Ma ciò che li attendeva al termine di quella dimostrazione di sfida non era l'ammirazione degli amici, bensì le manette e una condanna penale. Il caso dei tre minori di 18 anni recentemente accusati di "disturbo dell'ordine pubblico" ha messo in luce la straziante realtà del fragile confine tra impulsività e conseguenze legali.
L'adolescenza è un periodo di significativi cambiamenti psicologici e fisiologici, caratterizzato da un forte desiderio di autoaffermazione. Purtroppo, molti giovani trascurano la disciplina e preferiscono basare il proprio status sulla forza del gruppo. La storia di Nguyen Van A. (17 anni, residente a Ho Chi Minh City) ne è un esempio lampante. In seguito ad alcuni commenti provocatori online, A. e il suo gruppo di amici si sono dati appuntamento, armati di armi artigianali, con i motori a tutto gas e urlando per le strade per "dare una lezione" ai rivali. Sebbene quella notte non ci siano stati spargimenti di sangue, il loro comportamento dirompente ha causato il panico nel quartiere.
In piedi davanti al banco dei testimoni, A. scoppiò in lacrime, singhiozzando: "Volevo solo spaventare l'altro gruppo, non pensavo che l'incidente sarebbe stato abbastanza grave da giustificare la reclusione". Il sogno di A. di frequentare l'università era andato in frantumi, sostituito da una macchia nera sulla sua fedina penale. Il rimorso di A. riflette le percezioni errate di molti giovani. Si uniscono facilmente e seguono ciecamente gli altri con l'ingenua convinzione: "Era solo uno spavento, non ho accoltellato nessuno, quindi perché avere paura?". Molti si illudono con un'invisibile "via libera": "Non ho ancora 18 anni, la legge sarà clemente, al massimo riceverò solo una multa amministrativa". Questa mancanza di conoscenza legale li ha spinti oltre il limite.

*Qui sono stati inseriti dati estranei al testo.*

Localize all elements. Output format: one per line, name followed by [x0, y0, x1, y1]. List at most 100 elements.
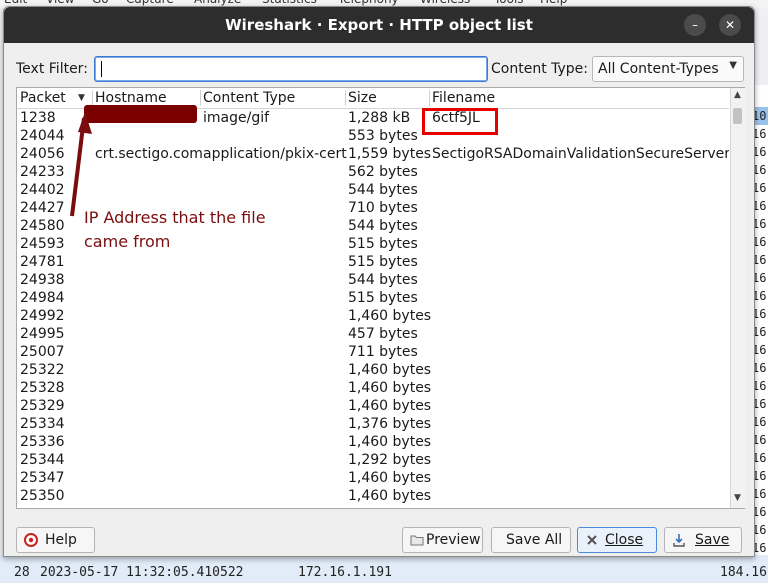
cell-size: 544 bytes	[348, 182, 418, 198]
dialog-titlebar: Wireshark · Export · HTTP object list – …	[4, 7, 754, 43]
table-row[interactable]: 25329 1,460 bytes	[17, 397, 729, 415]
cell-packet: 25322	[20, 362, 65, 378]
cell-packet: 25007	[20, 344, 65, 360]
cell-size: 1,559 bytes	[348, 146, 432, 162]
cell-packet: 25344	[20, 452, 65, 468]
cell-content-type: application/pkix-cert	[203, 146, 347, 162]
cell-size: 457 bytes	[348, 326, 418, 342]
folder-icon	[410, 535, 424, 546]
cell-packet: 24593	[20, 236, 65, 252]
cell-size: 515 bytes	[348, 290, 418, 306]
column-header-filename[interactable]: Filename	[432, 90, 495, 106]
bg-row-source: 172.16.1.191	[298, 565, 392, 580]
cell-size: 711 bytes	[348, 344, 418, 360]
cell-size: 1,460 bytes	[348, 308, 432, 324]
table-row[interactable]: 24984 515 bytes	[17, 289, 729, 307]
table-row[interactable]: 24402 544 bytes	[17, 181, 729, 199]
table-row[interactable]: 24781 515 bytes	[17, 253, 729, 271]
table-row[interactable]: 24938 544 bytes	[17, 271, 729, 289]
download-icon	[673, 534, 685, 547]
cell-size: 1,460 bytes	[348, 398, 432, 414]
column-header-hostname[interactable]: Hostname	[95, 90, 167, 106]
cell-packet: 25328	[20, 380, 65, 396]
cell-size: 1,376 bytes	[348, 416, 432, 432]
cell-packet: 24992	[20, 308, 65, 324]
table-row[interactable]: 24056 crt.sectigo.com application/pkix-cer…	[17, 145, 729, 163]
cell-packet: 25347	[20, 470, 65, 486]
table-row[interactable]: 25350 1,460 bytes	[17, 487, 729, 505]
filename-highlight-box	[422, 108, 498, 135]
cell-size: 1,460 bytes	[348, 380, 432, 396]
table-row[interactable]: 25328 1,460 bytes	[17, 379, 729, 397]
save-all-button[interactable]: Save All	[491, 527, 571, 553]
cell-content-type: image/gif	[203, 110, 270, 126]
cell-packet: 25350	[20, 488, 65, 504]
table-row[interactable]: 25322 1,460 bytes	[17, 361, 729, 379]
table-row[interactable]: 24044 553 bytes	[17, 127, 729, 145]
bg-row-destination: 184.16	[720, 565, 767, 580]
column-header-size[interactable]: Size	[348, 90, 377, 106]
ip-address-annotation: IP Address that the file came from	[84, 206, 266, 254]
cell-packet: 24995	[20, 326, 65, 342]
cell-size: 553 bytes	[348, 128, 418, 144]
table-row[interactable]: 25347 1,460 bytes	[17, 469, 729, 487]
table-row[interactable]: 25344 1,292 bytes	[17, 451, 729, 469]
close-x-icon	[587, 535, 597, 545]
table-row[interactable]: 24992 1,460 bytes	[17, 307, 729, 325]
save-all-button-label: Save All	[506, 532, 563, 548]
table-row[interactable]: 24233 562 bytes	[17, 163, 729, 181]
table-row[interactable]: 25334 1,376 bytes	[17, 415, 729, 433]
cell-packet: 24984	[20, 290, 65, 306]
scroll-up-icon[interactable]: ▲	[734, 90, 741, 100]
close-button-label: Close	[605, 532, 644, 548]
dropdown-arrow-icon: ▼	[729, 60, 737, 71]
column-divider[interactable]	[92, 90, 93, 106]
scrollbar-thumb[interactable]	[733, 108, 742, 124]
bg-row-timestamp: 2023-05-17 11:32:05.410522	[40, 565, 244, 580]
cell-filename: SectigoRSADomainValidationSecureServerCA	[432, 146, 729, 162]
preview-button[interactable]: Preview	[402, 527, 483, 553]
cell-packet: 25336	[20, 434, 65, 450]
column-divider[interactable]	[200, 90, 201, 106]
cell-packet: 25334	[20, 416, 65, 432]
cell-size: 710 bytes	[348, 200, 418, 216]
text-filter-label: Text Filter:	[16, 61, 88, 77]
column-divider[interactable]	[345, 90, 346, 106]
scroll-down-icon[interactable]: ▼	[734, 493, 741, 503]
cell-packet: 24938	[20, 272, 65, 288]
cell-packet: 25329	[20, 398, 65, 414]
table-row[interactable]: 24995 457 bytes	[17, 325, 729, 343]
help-button-label: Help	[45, 532, 77, 548]
button-row: Help Preview Save All Close Save	[4, 527, 754, 561]
column-header-content-type[interactable]: Content Type	[203, 90, 295, 106]
cell-size: 1,460 bytes	[348, 488, 432, 504]
cell-size: 562 bytes	[348, 164, 418, 180]
bg-row-index: 28	[14, 565, 30, 580]
vertical-scrollbar[interactable]: ▲ ▼	[730, 88, 745, 508]
cell-size: 515 bytes	[348, 236, 418, 252]
close-button[interactable]: Close	[577, 527, 657, 553]
http-object-table: Packet ▼ Hostname Content Type Size File…	[16, 87, 745, 509]
preview-button-label: Preview	[426, 532, 481, 548]
table-row[interactable]: 25007 711 bytes	[17, 343, 729, 361]
close-window-button[interactable]: ✕	[719, 14, 741, 36]
cell-packet: 24781	[20, 254, 65, 270]
cell-hostname: crt.sectigo.com	[95, 146, 203, 162]
cell-size: 1,460 bytes	[348, 470, 432, 486]
table-body: 1238 image/gif 1,288 kB 6ctf5JL 24044 553 byt…	[17, 109, 729, 507]
cell-size: 515 bytes	[348, 254, 418, 270]
column-divider[interactable]	[429, 90, 430, 106]
save-button[interactable]: Save	[664, 527, 742, 553]
minimize-button[interactable]: –	[684, 14, 706, 36]
column-header-packet[interactable]: Packet	[20, 90, 66, 106]
text-filter-input[interactable]	[94, 56, 488, 82]
annotation-line-1: IP Address that the file	[84, 208, 266, 227]
cell-size: 1,292 bytes	[348, 452, 432, 468]
annotation-arrow-icon	[70, 112, 92, 217]
cell-size: 1,460 bytes	[348, 362, 432, 378]
cell-size: 544 bytes	[348, 218, 418, 234]
table-row[interactable]: 25336 1,460 bytes	[17, 433, 729, 451]
cell-size: 1,460 bytes	[348, 434, 432, 450]
content-type-select[interactable]: All Content-Types ▼	[592, 56, 744, 82]
help-button[interactable]: Help	[16, 527, 95, 553]
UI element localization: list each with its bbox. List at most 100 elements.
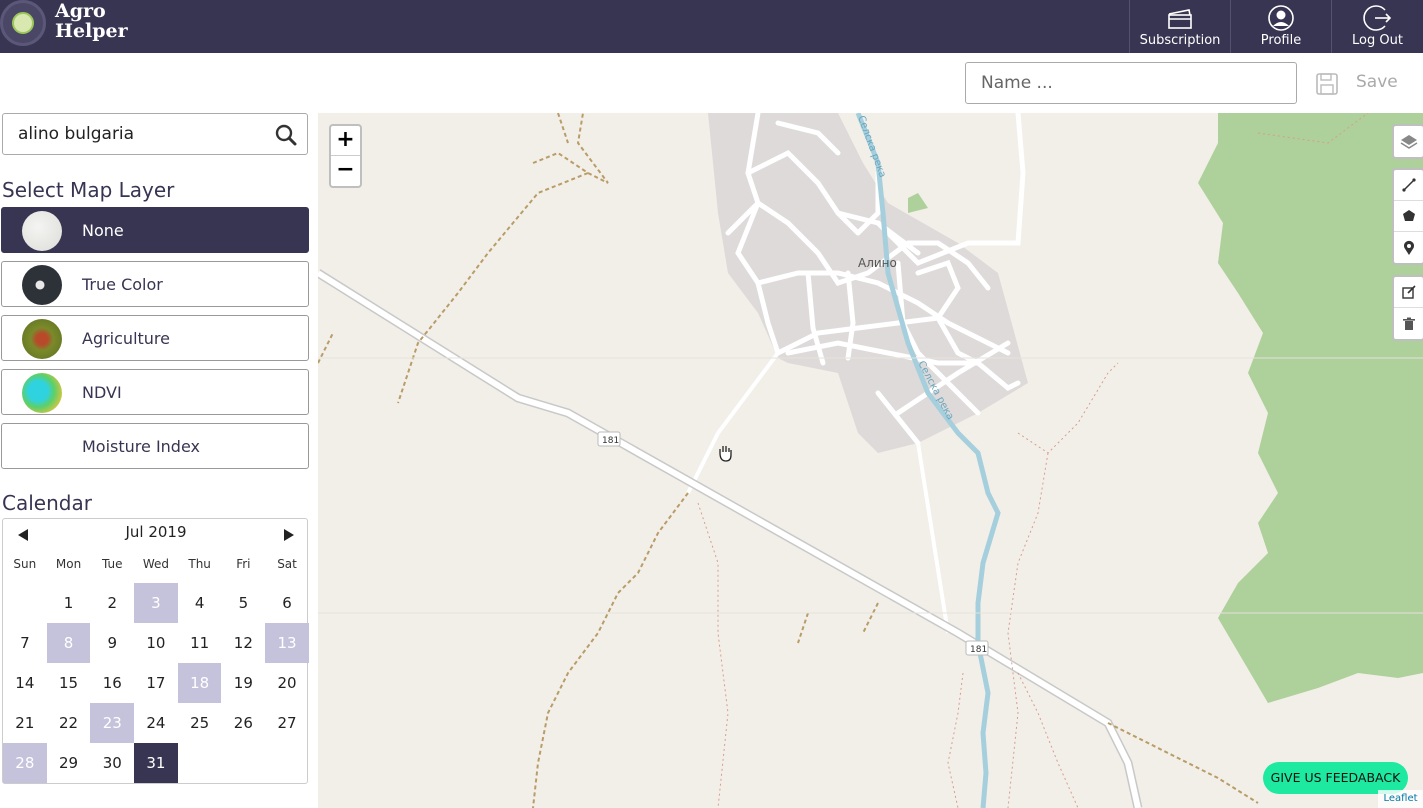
layers-title: Select Map Layer (2, 178, 175, 202)
layer-true-color[interactable]: True Color (1, 261, 309, 307)
weekday-header: Fri (236, 557, 251, 571)
layers-control (1392, 124, 1423, 159)
layer-agriculture-label: Agriculture (82, 329, 170, 348)
calendar-day[interactable]: 3 (134, 583, 178, 623)
calendar-day[interactable]: 4 (178, 583, 222, 623)
calendar-day[interactable]: 16 (90, 663, 134, 703)
weekday-header: Sun (13, 557, 37, 571)
calendar-day[interactable]: 30 (90, 743, 134, 783)
logo-icon[interactable] (0, 0, 46, 46)
calendar-day[interactable]: 13 (265, 623, 309, 663)
calendar-day[interactable]: 17 (134, 663, 178, 703)
calendar: Jul 2019 Sun Mon Tue Wed Thu Fri Sat 1 2 3 4 5 6 7 8 9 1… (2, 518, 309, 784)
calendar-day[interactable]: 1 (47, 583, 91, 623)
prev-month-icon[interactable] (18, 529, 28, 541)
zoom-control: + − (329, 124, 362, 188)
save-icon[interactable] (1315, 72, 1339, 96)
nav-logout[interactable]: Log Out (1331, 0, 1423, 53)
top-bar: Agro Helper Subscription Profile Log Out (0, 0, 1423, 53)
logout-icon (1362, 5, 1391, 31)
subscription-icon (1168, 9, 1192, 29)
calendar-day[interactable]: 18 (177, 663, 222, 703)
name-input[interactable] (965, 62, 1297, 104)
app-name-line1: Agro (55, 0, 106, 22)
calendar-day[interactable]: 11 (178, 623, 222, 663)
calendar-day[interactable]: 8 (46, 623, 91, 663)
road-number-east: 181 (970, 645, 987, 655)
calendar-day[interactable]: 29 (47, 743, 91, 783)
nav-subscription[interactable]: Subscription (1129, 0, 1230, 53)
calendar-title: Calendar (2, 491, 92, 515)
calendar-header: Jul 2019 (3, 523, 309, 547)
layer-none-thumbnail (22, 211, 62, 251)
draw-marker-button[interactable] (1394, 232, 1423, 263)
village-label: Алино (858, 256, 897, 270)
calendar-day[interactable]: 28 (3, 743, 47, 783)
app-logo-text[interactable]: Agro Helper (55, 1, 128, 41)
calendar-day[interactable]: 14 (3, 663, 47, 703)
layers-icon (1400, 134, 1417, 149)
layer-ndvi-label: NDVI (82, 383, 122, 402)
next-month-icon[interactable] (284, 529, 294, 541)
edit-layers-button[interactable] (1394, 277, 1423, 308)
zoom-out-button[interactable]: − (331, 156, 360, 186)
profile-icon (1268, 5, 1294, 31)
draw-polygon-button[interactable] (1394, 201, 1423, 232)
leaflet-attribution[interactable]: Leaflet (1378, 790, 1423, 808)
calendar-day[interactable]: 7 (3, 623, 47, 663)
marker-icon (1403, 240, 1414, 255)
layer-ndvi-thumbnail (22, 373, 62, 413)
nav-profile[interactable]: Profile (1230, 0, 1331, 53)
zoom-in-button[interactable]: + (331, 126, 360, 156)
calendar-day[interactable]: 31 (134, 743, 178, 783)
forest-area (1198, 113, 1423, 703)
layer-none-label: None (82, 221, 124, 240)
layers-button[interactable] (1394, 126, 1423, 157)
edit-toolbar (1392, 275, 1423, 341)
calendar-day[interactable]: 24 (134, 703, 178, 743)
calendar-day[interactable]: 2 (90, 583, 134, 623)
calendar-month: Jul 2019 (125, 523, 187, 541)
layer-true-color-thumbnail (22, 265, 62, 305)
trash-icon (1402, 317, 1415, 330)
polyline-icon (1401, 178, 1416, 192)
calendar-day[interactable]: 26 (222, 703, 266, 743)
layer-agriculture-thumbnail (22, 319, 62, 359)
search-field[interactable]: alino bulgaria (2, 113, 308, 155)
calendar-day[interactable]: 22 (47, 703, 91, 743)
calendar-day[interactable]: 5 (222, 583, 266, 623)
polygon-icon (1402, 210, 1415, 221)
calendar-day[interactable]: 20 (265, 663, 309, 703)
weekday-header: Mon (55, 557, 82, 571)
layer-ndvi[interactable]: NDVI (1, 369, 309, 415)
draw-polyline-button[interactable] (1394, 170, 1423, 201)
nav-logout-label: Log Out (1352, 33, 1403, 48)
hand-cursor-icon (719, 446, 732, 462)
calendar-day[interactable]: 19 (222, 663, 266, 703)
layer-moisture-index[interactable]: Moisture Index (1, 423, 309, 469)
nav-profile-label: Profile (1260, 33, 1302, 48)
edit-icon (1401, 285, 1416, 299)
calendar-day[interactable]: 27 (265, 703, 309, 743)
layer-agriculture[interactable]: Agriculture (1, 315, 309, 361)
weekday-header: Tue (101, 557, 123, 571)
weekday-header: Thu (188, 557, 211, 571)
calendar-day[interactable]: 9 (90, 623, 134, 663)
nav-subscription-label: Subscription (1139, 33, 1221, 48)
calendar-day[interactable]: 12 (222, 623, 266, 663)
calendar-day[interactable]: 23 (90, 703, 135, 743)
save-button[interactable]: Save (1356, 72, 1398, 92)
layer-none[interactable]: None (1, 207, 309, 253)
map[interactable]: Алино Селска река Селска река 181 181 + … (318, 113, 1423, 808)
calendar-day[interactable]: 15 (47, 663, 91, 703)
layer-true-color-label: True Color (82, 275, 163, 294)
road-shield-181-east: 181 (965, 640, 989, 656)
calendar-day[interactable]: 10 (134, 623, 178, 663)
delete-layers-button[interactable] (1394, 308, 1423, 339)
calendar-day[interactable]: 25 (178, 703, 222, 743)
calendar-day[interactable]: 21 (3, 703, 47, 743)
calendar-day[interactable]: 6 (265, 583, 309, 623)
search-icon[interactable] (275, 124, 297, 146)
search-input[interactable]: alino bulgaria (18, 124, 134, 144)
map-tiles: Алино Селска река Селска река 181 181 (318, 113, 1423, 808)
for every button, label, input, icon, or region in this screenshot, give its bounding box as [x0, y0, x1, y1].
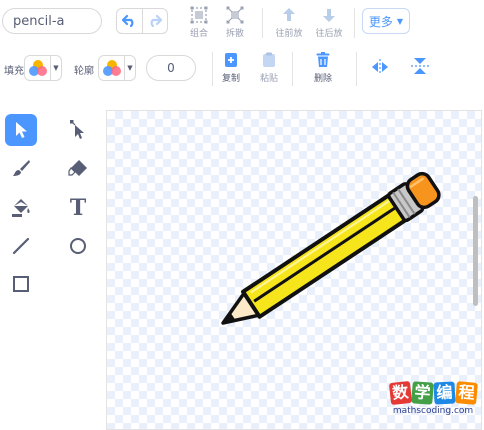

La legge prevede una politica di clemenza e di educazione per i minori, ma umanità non significa tolleranza. Quando un comportamento sconsiderato minaccia la sicurezza pubblica e semina insicurezza nella comunità, le forze dell'ordine devono intervenire con fermezza. Guardando al quadro generale, gli errori di questi ragazzi non sono solo colpa loro. Dietro queste condanne si cela una rottura nel legame educativo tra scuole, famiglie e società. Una gestione lassista, il delegare tutto alla scuola e la mentalità dei genitori del tipo "mio figlio si comporta benissimo a casa" hanno fatto sì che molti bambini perdessero l'opportunità di ricevere un'adeguata guida.
Il prezzo da pagare per oltrepassare il limite è troppo alto. I giovani hanno il diritto di commettere errori per crescere, ma alcuni errori non possono essere compensati con delle scuse. La differenza tra impulsività e crimine è solo un attimo di perdita di controllo. Per evitare che la loro giovinezza venga sprecata dietro le sbarre, quel limite deve essere chiaramente definito dalle famiglie e dalle scuole, prima che la legge sia costretta a farlo con pene severe.